It would seem “Florida Man” strikes again.
News has come out about a man killed on his farm. The Florida man was killed by his own pet bird.
Alachua County Fire Rescue Department reported to a local paper, the Gainsville Sun, that a Florida man was killed after falling down. After he fell, he was attacked by his pet cassowary.
How did he get killed by a bird?
I would beat that bird up on bird man. Give me like 6 months to train tho— Nolan Sanchez (@NolanSanchez20) April 14, 2019
Deputy Chief, Jeff Taylor explained to the Sun,
“My understanding is that the gentleman was in the vicinity of the bird and at some point, fell. When he fell, he was attacked.”
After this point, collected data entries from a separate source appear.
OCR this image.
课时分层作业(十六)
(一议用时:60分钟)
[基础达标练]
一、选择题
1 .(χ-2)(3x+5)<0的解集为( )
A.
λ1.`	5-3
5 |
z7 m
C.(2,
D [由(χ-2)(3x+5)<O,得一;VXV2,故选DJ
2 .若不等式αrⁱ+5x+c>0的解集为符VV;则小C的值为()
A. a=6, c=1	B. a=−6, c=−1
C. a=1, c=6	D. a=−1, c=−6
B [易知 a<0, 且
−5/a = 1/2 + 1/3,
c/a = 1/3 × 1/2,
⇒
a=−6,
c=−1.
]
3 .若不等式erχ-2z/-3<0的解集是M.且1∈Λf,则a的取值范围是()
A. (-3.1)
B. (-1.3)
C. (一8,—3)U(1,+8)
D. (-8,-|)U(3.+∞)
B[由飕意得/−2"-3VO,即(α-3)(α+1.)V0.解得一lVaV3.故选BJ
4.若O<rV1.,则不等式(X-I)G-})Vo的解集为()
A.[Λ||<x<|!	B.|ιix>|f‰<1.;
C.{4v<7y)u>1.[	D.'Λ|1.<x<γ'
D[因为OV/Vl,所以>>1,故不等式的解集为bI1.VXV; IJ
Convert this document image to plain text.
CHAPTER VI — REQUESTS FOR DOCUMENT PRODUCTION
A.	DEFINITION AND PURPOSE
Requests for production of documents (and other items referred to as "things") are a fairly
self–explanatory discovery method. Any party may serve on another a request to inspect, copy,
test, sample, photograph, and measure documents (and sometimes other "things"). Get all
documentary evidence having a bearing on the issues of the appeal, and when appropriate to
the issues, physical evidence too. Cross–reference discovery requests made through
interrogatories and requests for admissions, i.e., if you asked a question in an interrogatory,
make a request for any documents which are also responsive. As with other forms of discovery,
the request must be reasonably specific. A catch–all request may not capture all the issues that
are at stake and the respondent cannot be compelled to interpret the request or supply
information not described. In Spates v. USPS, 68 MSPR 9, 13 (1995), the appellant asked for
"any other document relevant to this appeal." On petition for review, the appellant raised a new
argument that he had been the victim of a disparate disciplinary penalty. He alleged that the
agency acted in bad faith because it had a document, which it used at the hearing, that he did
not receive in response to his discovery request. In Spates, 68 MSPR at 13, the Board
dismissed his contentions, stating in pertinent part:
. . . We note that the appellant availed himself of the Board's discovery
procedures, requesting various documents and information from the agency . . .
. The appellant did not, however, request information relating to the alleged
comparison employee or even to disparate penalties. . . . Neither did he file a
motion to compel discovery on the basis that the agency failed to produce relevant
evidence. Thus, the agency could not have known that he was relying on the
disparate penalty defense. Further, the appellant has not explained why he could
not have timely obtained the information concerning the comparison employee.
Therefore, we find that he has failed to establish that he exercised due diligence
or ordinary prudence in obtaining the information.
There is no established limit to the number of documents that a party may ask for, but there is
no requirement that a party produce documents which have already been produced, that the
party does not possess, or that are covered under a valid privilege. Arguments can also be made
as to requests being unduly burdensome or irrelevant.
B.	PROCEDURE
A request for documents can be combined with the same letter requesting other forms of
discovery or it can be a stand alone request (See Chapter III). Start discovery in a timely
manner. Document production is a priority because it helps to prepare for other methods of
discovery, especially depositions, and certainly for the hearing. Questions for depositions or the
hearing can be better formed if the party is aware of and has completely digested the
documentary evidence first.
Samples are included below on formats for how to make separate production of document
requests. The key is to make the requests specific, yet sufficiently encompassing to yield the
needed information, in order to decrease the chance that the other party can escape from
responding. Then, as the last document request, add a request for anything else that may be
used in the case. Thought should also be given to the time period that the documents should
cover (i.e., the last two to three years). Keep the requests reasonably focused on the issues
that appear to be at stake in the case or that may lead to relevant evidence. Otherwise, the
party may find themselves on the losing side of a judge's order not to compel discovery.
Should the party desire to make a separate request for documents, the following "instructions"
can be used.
First responders received the call 10 a.m. last Friday. They rushed the man to the hospital, but he died from his injuries. He was 75 years old.
No seriously, how was he killed by a dumb bird?
The San Diego Zoo’s website calls cassowaries the world’s most dangerous bird with a four-inch (10-centimeter), dagger-like claw on each foot.The cassowary can slice open any predator or potential threat with a single swift kick". https://t.co/nbgf09eLFY— Keith Johnson (@KJr8dio) April 13, 2019
Here’s a cassowary foot. pic.twitter.com/8GAKdfalMa— 𝕸𝖆𝖙𝖙 𝕾𝖙𝖆𝖌𝖌𝖘 (@mattstaggs) April 14, 2019
OK now consider your average cassowary is starts off at Muggsy Bogues height and tops out somewhere around Brittney Griner.— Andray (@andraydomise) April 14, 2019
Go ahead and pull up. pic.twitter.com/aQucZUsO9a
…Okay, that is not a bird. That is a dinosaur hiding from evolution.
Cassowaries are often called the most dangerous bird. They can grow to the size of an adult human, reaching up to 6 feet (180cm). They have a four-inch (10cm) claw on each foot that reminds me of a velociraptor from Jurassic Park.
Oh, and their powerful legs let them run up to 31 mph (50kph) and slice open flesh with a powerful kick.
This brings me to my next question.
Who in their right mind would own one of these things?!
My sister worked at a zoo in a high bushfire danger area. The first thing on their to do list if a fire was coming was “shoot the cassowary”!— Karen Sweeney (@karenlsweeney) April 14, 2019
I saw a cassowary at a zoo once when I was much younger, and the description has always stuck with me: "Its claw can disembowel a man in seconds."— Stan Caldwell (@StanMan1717) April 13, 2019
It's like an Ostrich or an Emu. By rule, all birds are inherently nasty and borderline evil. I would never want to be near one large enough to kill me.— Steph (@WorkMomxMistake) April 14, 2019
Any person that has played Far Cry 3 understands how dangerous cassowaries are.— Krishan Patel (@IAmKrishanPatel) April 14, 2019
As you can imagine, owning a cassowary is a regulated affair. You have to obtain a permit from the Florida Fish and Wildlife Conservation Commission. Part of the process to obtain one is showing substantial experience with the bird, as well as having a proper cage.
The commission lists the cassowary as wildlife that can pose a danger to people. I’d say that’s an understatement.
Despite these dangers, the bird is often sought as an exotic pet.
At the moment, the bird is secured on the man’s property. It is unknown at this time what will happen to the animal.